> Mag > Cinéma > La précieuse marchandise en salle
La mise en animation par l’équipe menée par Michel Hazanavicius du conte écrit par Jean-Claude Grumberg avait fortement impressionné lors de sa projection au Festival d’Annecy. La sortie en salle imminente de ce film est l’occasion de revenir sur l’article que nous avions publié au visionnage de ce drame.
Et pourtant, c’est bien avec la forme d’un conte que démarre La Plus Précieuse des marchandises. Pauvre bûcheron et pauvre bûcheronne affrontent un hiver de disette au cœur de leur forêt. Le bûcheron a des allures d’ogre (servi par la formidable voix de Grégory Gadebois) et sa femme porte les traits rugueux d’une vie rude.
Alors que pauvre bûcheronne pleure son enfant disparu, un des nombreux trains de passage largue une étonnante cargaison dans la neige : un bébé. Cette précieuse marchandise devient l’objet d’attention de la bûcheronne, puis de son mari attendri au fil des mois, puis de l’ermite mystérieux et enfin, de son véritable père. Car ce père a pris la terrible décision d’abandonner son bébé depuis le train qui l’emmène vers Auschwitz. Abandonner pour peut-être sauver. La petite histoire rejoint la grande Histoire et les indices laissent place à des images sans concession sur ce qu’il se passe dans les camps de la mort.

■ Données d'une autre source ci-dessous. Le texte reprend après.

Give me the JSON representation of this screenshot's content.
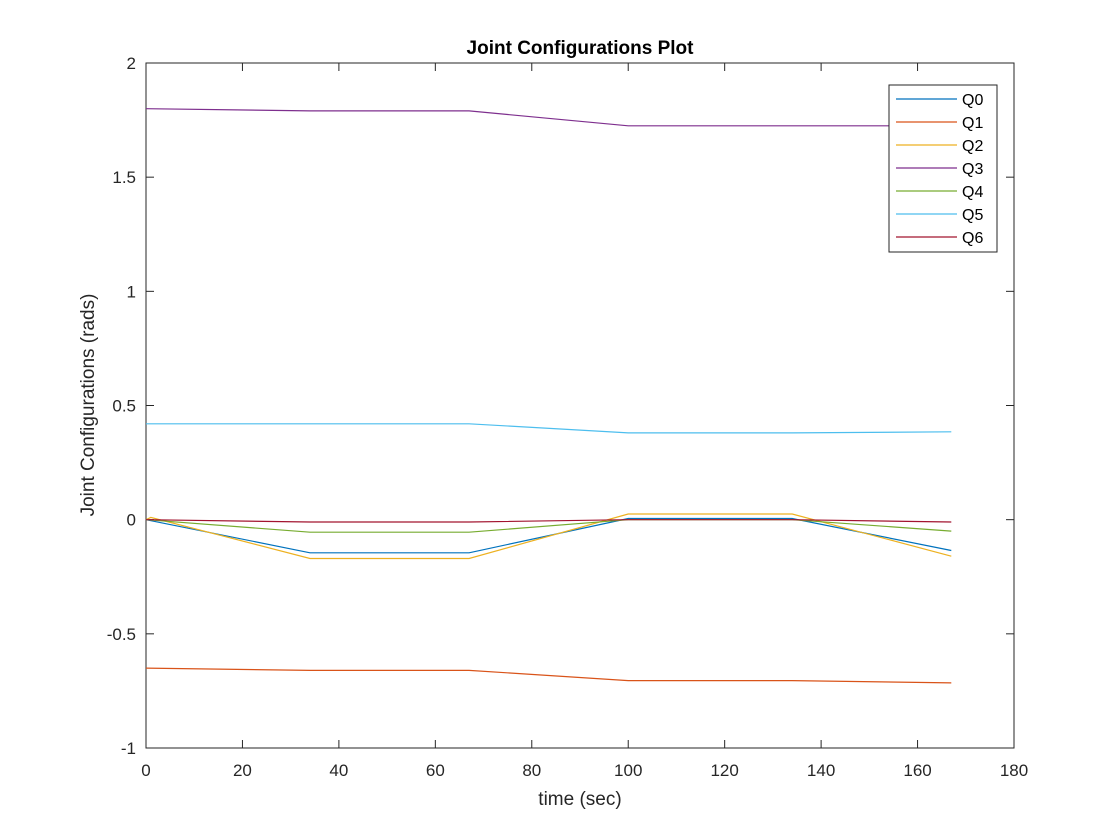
{
  "chart_data": {
    "type": "line",
    "title": "Joint Configurations Plot",
    "xlabel": "time (sec)",
    "ylabel": "Joint Configurations (rads)",
    "xlim": [
      0,
      180
    ],
    "ylim": [
      -1,
      2
    ],
    "xticks": [
      0,
      20,
      40,
      60,
      80,
      100,
      120,
      140,
      160,
      180
    ],
    "yticks": [
      -1,
      -0.5,
      0,
      0.5,
      1,
      1.5,
      2
    ],
    "xtick_labels": [
      "0",
      "20",
      "40",
      "60",
      "80",
      "100",
      "120",
      "140",
      "160",
      "180"
    ],
    "ytick_labels": [
      "-1",
      "-0.5",
      "0",
      "0.5",
      "1",
      "1.5",
      "2"
    ],
    "grid": false,
    "legend_position": "top-right",
    "series": [
      {
        "name": "Q0",
        "color": "#0072BD",
        "x": [
          0,
          34,
          67,
          100,
          134,
          167
        ],
        "y": [
          0.0,
          -0.145,
          -0.145,
          0.005,
          0.005,
          -0.135
        ]
      },
      {
        "name": "Q1",
        "color": "#D95319",
        "x": [
          0,
          34,
          67,
          100,
          134,
          167
        ],
        "y": [
          -0.65,
          -0.66,
          -0.66,
          -0.705,
          -0.705,
          -0.715
        ]
      },
      {
        "name": "Q2",
        "color": "#EDB120",
        "x": [
          0,
          1,
          34,
          67,
          100,
          134,
          167
        ],
        "y": [
          0.0,
          0.01,
          -0.17,
          -0.17,
          0.025,
          0.025,
          -0.16
        ]
      },
      {
        "name": "Q3",
        "color": "#7E2F8E",
        "x": [
          0,
          34,
          67,
          100,
          134,
          167
        ],
        "y": [
          1.8,
          1.79,
          1.79,
          1.725,
          1.725,
          1.725
        ]
      },
      {
        "name": "Q4",
        "color": "#77AC30",
        "x": [
          0,
          34,
          67,
          100,
          134,
          167
        ],
        "y": [
          0.0,
          -0.055,
          -0.055,
          0.0,
          0.0,
          -0.05
        ]
      },
      {
        "name": "Q5",
        "color": "#4DBEEE",
        "x": [
          0,
          34,
          67,
          100,
          134,
          167
        ],
        "y": [
          0.42,
          0.42,
          0.42,
          0.38,
          0.38,
          0.385
        ]
      },
      {
        "name": "Q6",
        "color": "#A2142F",
        "x": [
          0,
          34,
          67,
          100,
          134,
          167
        ],
        "y": [
          0.0,
          -0.01,
          -0.01,
          0.0,
          0.0,
          -0.01
        ]
      }
    ]
  }
}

L’animation peut montrer ce qu’un film en prise de vues réelles aurait sans doute évité. L’acmé est la vision des visages décharnés, hurlant, faisant penser au célèbre tableau Le Cri de Munch.
Michel Hazanavicius, monté sur scène avant la projection avec une petite partie de l’équipe, nous avait prévenu : la décontraction et l’enthousiasme de l’équipe détonne avec ce qui va suivre. En effet. Il profite de la tribune pour confesser que réaliser un film d’animation est plus long qu’un film de prise de vues réelles, un parcours semé d’embûches qui plus est. Quelques rires complices dans la salle. Puis le noir se fait et le récit commence.
Nous sommes charmés par les paysages au fil des saisons, rappelant les tableaux des grands peintres du XIXe siècle, et happés par les visages des personnages si singuliers, comme gravés. Tout le film emprunte une ligne de crête entre la noirceur et la lumière, semblable à cet oiseau qui vole de la forêt au camp formant ce lien invisible entre le bébé devenu jeune enfant et son père. C’est intelligent, poignant et puissant.